The primary thrust of the research in my group is to study the influence of high hydrostatic pressure and extreme pressures exceeding two million atmospheres on the superconducting, magnetic, and structural properties of exotic condensed matter systems. In some experiments we utilize the extraordinary ficilities available at the Advanced Photon Source (synchrotron) in the Argonne National Labs near Chicago. The research of my group is currently focussed on the properties of high-temperature and other unconventional superconductors as well as pressure-induced volume collapse and Kondo-lattice phenomena in elemental lanthanide metals.
For a more detailed description of current research and PDF files of recent publications, please visit my group website.

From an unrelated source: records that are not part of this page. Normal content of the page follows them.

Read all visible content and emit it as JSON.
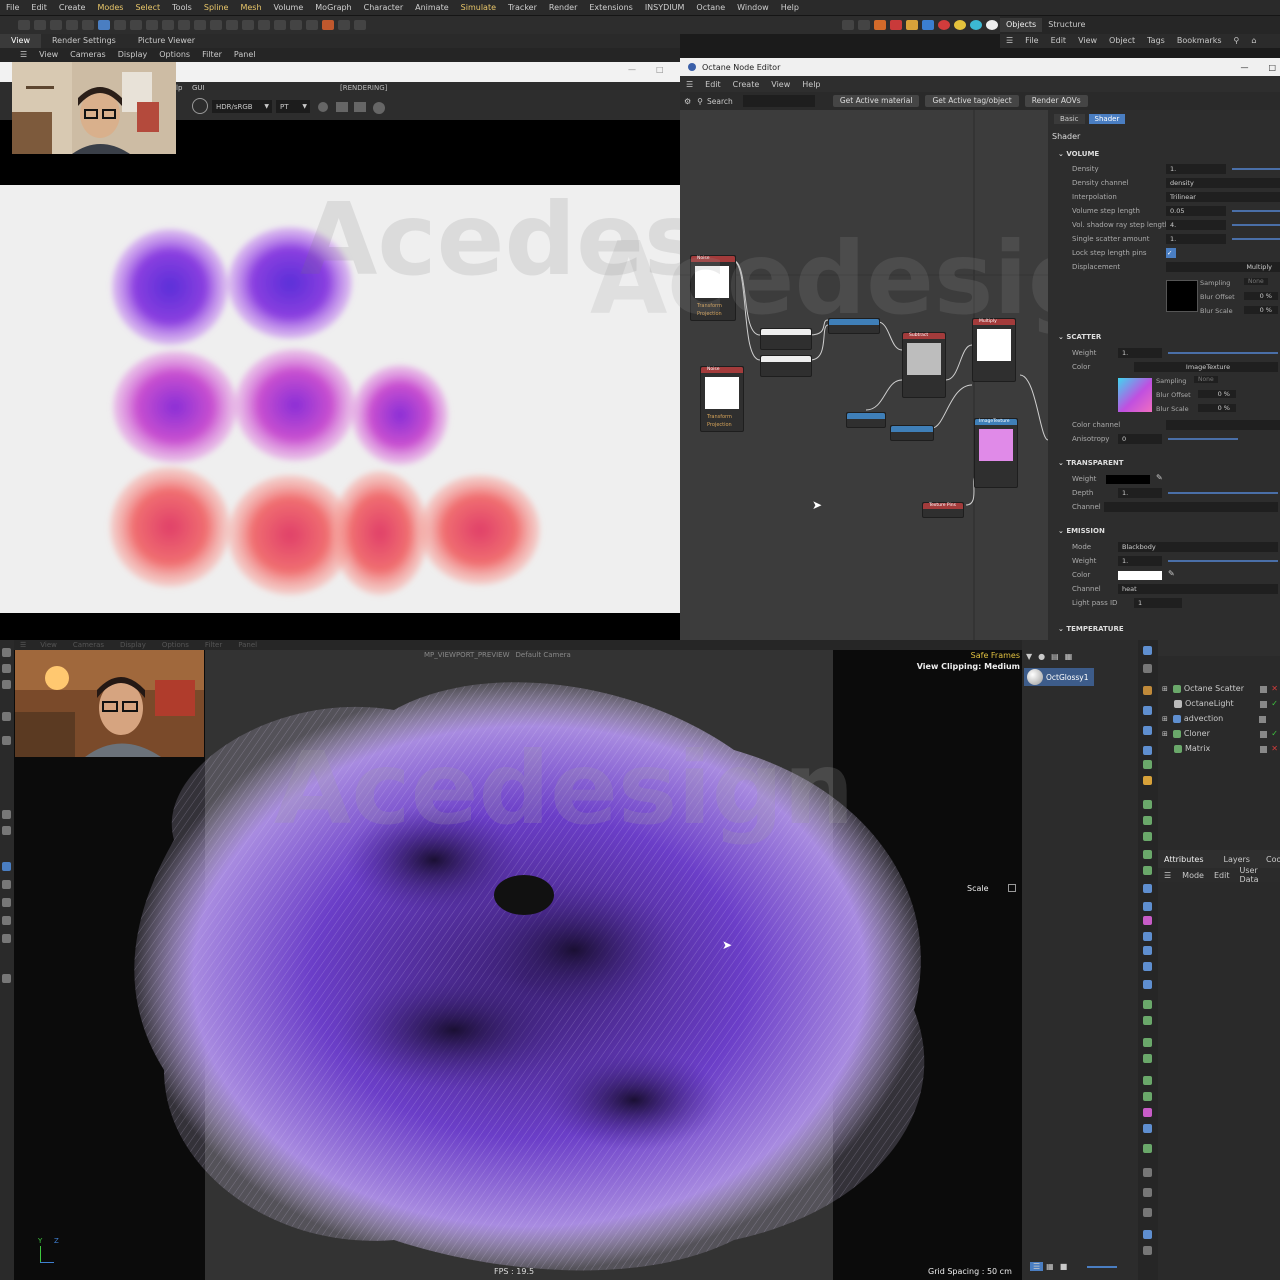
{
  "menubar": [
    "File",
    "Edit",
    "Create",
    "Modes",
    "Select",
    "Tools",
    "Spline",
    "Mesh",
    "Volume",
    "MoGraph",
    "Character",
    "Animate",
    "Simulate",
    "Tracker",
    "Render",
    "Extensions",
    "INSYDIUM",
    "Octane",
    "Window",
    "Help"
  ],
  "menubar_highlight": [
    "Modes",
    "Select",
    "Spline",
    "Mesh",
    "Simulate"
  ],
  "objects_tabs": [
    "Objects",
    "Structure"
  ],
  "objects_menu": [
    "File",
    "Edit",
    "View",
    "Object",
    "Tags",
    "Bookmarks"
  ],
  "viewport_tabs": [
    "View",
    "Render Settings",
    "Picture Viewer"
  ],
  "viewport_menu": [
    "View",
    "Cameras",
    "Display",
    "Options",
    "Filter",
    "Panel"
  ],
  "picture_viewer": {
    "menu": [
      "lp",
      "GUI"
    ],
    "status": "[RENDERING]",
    "color_space": "HDR/sRGB",
    "kernel": "PT"
  },
  "watermark": "Acedesign",
  "node_editor": {
    "title": "Octane Node Editor",
    "menu": [
      "Edit",
      "Create",
      "View",
      "Help"
    ],
    "search_label": "Search",
    "buttons": [
      "Get Active material",
      "Get Active tag/object",
      "Render AOVs"
    ],
    "nodes": {
      "noise1": "Noise",
      "noise2": "Noise",
      "subtract": "Subtract",
      "multiply": "Multiply",
      "image_texture": "ImageTexture",
      "texture_pins": "Texture Pins"
    }
  },
  "attributes": {
    "tabs": [
      "Basic",
      "Shader"
    ],
    "active_tab": "Shader",
    "heading": "Shader",
    "volume": {
      "title": "VOLUME",
      "rows": [
        {
          "label": "Density",
          "value": "1."
        },
        {
          "label": "Density channel",
          "value": "density"
        },
        {
          "label": "Interpolation",
          "value": "Trilinear"
        },
        {
          "label": "Volume step length",
          "value": "0.05"
        },
        {
          "label": "Vol. shadow ray step length",
          "value": "4."
        },
        {
          "label": "Single scatter amount",
          "value": "1."
        },
        {
          "label": "Lock step length pins",
          "value": "✓"
        },
        {
          "label": "Displacement",
          "value": "Multiply"
        }
      ],
      "sampling_label": "Sampling",
      "sampling_value": "None",
      "blur_offset_label": "Blur Offset",
      "blur_offset": "0 %",
      "blur_scale_label": "Blur Scale",
      "blur_scale": "0 %"
    },
    "scatter": {
      "title": "SCATTER",
      "weight_label": "Weight",
      "weight": "1.",
      "color_label": "Color",
      "color_value": "ImageTexture",
      "sampling_label": "Sampling",
      "sampling_value": "None",
      "blur_offset_label": "Blur Offset",
      "blur_offset": "0 %",
      "blur_scale_label": "Blur Scale",
      "blur_scale": "0 %",
      "color_channel_label": "Color channel",
      "anisotropy_label": "Anisotropy",
      "anisotropy": "0"
    },
    "transparent": {
      "title": "TRANSPARENT",
      "weight_label": "Weight",
      "depth_label": "Depth",
      "depth": "1.",
      "channel_label": "Channel"
    },
    "emission": {
      "title": "EMISSION",
      "mode_label": "Mode",
      "mode": "Blackbody",
      "weight_label": "Weight",
      "weight": "1.",
      "color_label": "Color",
      "channel_label": "Channel",
      "channel": "heat",
      "light_pass_label": "Light pass ID",
      "light_pass": "1"
    },
    "temperature": {
      "title": "TEMPERATURE"
    }
  },
  "viewport3d": {
    "menu": [
      "View",
      "Cameras",
      "Display",
      "Options",
      "Filter",
      "Panel"
    ],
    "label": "MP_VIEWPORT_PREVIEW",
    "camera": "Default Camera",
    "safe_frames": "Safe Frames",
    "view_clipping": "View Clipping: Medium",
    "scale": "Scale",
    "fps": "FPS : 19.5",
    "grid_spacing": "Grid Spacing : 50 cm",
    "axis_y": "Y",
    "axis_z": "Z"
  },
  "material": "OctGlossy1",
  "objects": [
    {
      "name": "Octane Scatter",
      "status": "✕"
    },
    {
      "name": "OctaneLight",
      "status": "✓"
    },
    {
      "name": "advection",
      "status": ""
    },
    {
      "name": "Cloner",
      "status": "✓"
    },
    {
      "name": "Matrix",
      "status": "✕"
    }
  ],
  "attr_manager": {
    "tabs": [
      "Attributes",
      "Layers",
      "Coor"
    ],
    "menu": [
      "Mode",
      "Edit",
      "User Data"
    ]
  },
  "colors": {
    "accent": "#4a7ec2",
    "node_red": "#a33b3b",
    "node_blue": "#3f7fb8",
    "purple": "#7a3fd6",
    "pink": "#e15a8c",
    "orange": "#f07a5a",
    "status_green": "#3ec83e",
    "status_red": "#d23c3c"
  }
}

Professor Schilling received his undergraduate degree in Physics at the University of Notre Dame in 1963 and his Ph.D. in Physics at the University of Wisconsin, Madison in 1969. The topic of the Ph.D. research under the supervision of Maurice B. Webb was "Low-Energy Electron Diffraction on Liquid Mercury". As a postdoctoral associate from 1969-72 at the Technical University of Munich, Germany, he began his research in high-pressure physics in Edgar Lüscher's group working in the laboratory of Wilfried Holzapfel. He then continued his research on a permanent position in the institute of Siegfried Methfessel at the University of Bochum, Germany, where he received the Habilitation degree and was awarded an extraordinary professorship. In 1986 Prof. Schilling joined the faculty at the Ludwig-Maximilians University of Munich before coming to Washington University in 1990.
Professor Schilling is a Fellow of the American Physical Society and was Chairman of the Gordon Conference on "Research at High Pressures" in 1998. He is a member of the American Physical Society, the German Physical Society, and the European Physical Society. He is coeditor of the book "Physics of Solids under High Pressure".